Pemprov DKI membantu menyediakan tempat penampungan sementara bagi para pencari suaka atas permintaan Komisioner Tinggi PBB untuk Pengungsi atau United Nations High Commissioner for Refugees (UNHCR).
Pemprov DKI juga memberikan bantuan sesuai ketentuan Peraturan Presiden Nomor 125 Tahun 2016 tentang Penanganan Pengungsi dari Luar Negeri.
Karena itu, Taufan meminta warga untuk memahami kondisi tersebut dan bersimpati kepada para pencari suaka yang sedang kesusahan.
Wakil Wali Kota Jakarta Barat M Zen juga meminta warga yang menolak ikut memberikan kepedulian kepada para pencari suaka tersebut, bukan menolak keberadaan mereka.
"Kalau ada penolakan, itu tugas kami, wali kota, pak camat, pak lurah, pak RT/RW, untuk bisa mengajak warga sekitar untuk peduli ya, kita terima dulu, kita lindungi, kita bantu. Mereka juga kan nggak mau kayak begini (mengungsi -red), nasibnya seperti ini," kata Zen saat mengunjungi lokasi, Senin (15/7/2019).
Dia pun sudah menugasi Lurah Kalideres Muhammad Fahmy segera mencopot spanduk tersebut. "Pak Lurah, nanti spanduk penolakan dicopot nanti spanduknya," ujar Zen.

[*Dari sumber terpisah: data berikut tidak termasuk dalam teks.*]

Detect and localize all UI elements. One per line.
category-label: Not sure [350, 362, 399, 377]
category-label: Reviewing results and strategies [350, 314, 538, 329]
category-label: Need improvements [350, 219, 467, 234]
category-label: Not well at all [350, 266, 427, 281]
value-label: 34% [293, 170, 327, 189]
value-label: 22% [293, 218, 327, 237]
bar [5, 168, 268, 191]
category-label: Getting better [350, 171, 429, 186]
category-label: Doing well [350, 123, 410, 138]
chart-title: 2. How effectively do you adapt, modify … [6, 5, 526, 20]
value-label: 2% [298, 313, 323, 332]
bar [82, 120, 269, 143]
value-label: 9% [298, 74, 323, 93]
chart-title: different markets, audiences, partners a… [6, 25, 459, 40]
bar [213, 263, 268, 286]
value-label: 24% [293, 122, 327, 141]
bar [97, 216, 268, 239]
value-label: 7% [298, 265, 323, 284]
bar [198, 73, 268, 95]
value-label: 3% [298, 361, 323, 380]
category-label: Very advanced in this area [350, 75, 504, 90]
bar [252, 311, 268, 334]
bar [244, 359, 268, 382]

Link: https://news.detik.com/berita/d-4625994/spanduk-warga-tolak-pencari-suaka-pak-gubernur-ini-perumahan
***
NASIB IMIGRAN
Imigran/pencari suaka ini berasal dari Afghanistan, Somalia, Sudan.
Muhammad Amin (23 tahun), imigran asal Afganistan, hampir enam tahun terlunta-lunta di Jakarta. Hingga kini ia masih menunggu kepastian kapan bisa dipulangkan ke negara asalnya.
"Dari 2013 saya di Jakarta, yang lain ada yang enam tahun, lima tahun, ada yang empat tahun, beda-beda. Dari Afganistan, Somalia, dan Sudan juga beda-beda semua," kata Amin kepada reporter Tirto, Senin (16/7/2019).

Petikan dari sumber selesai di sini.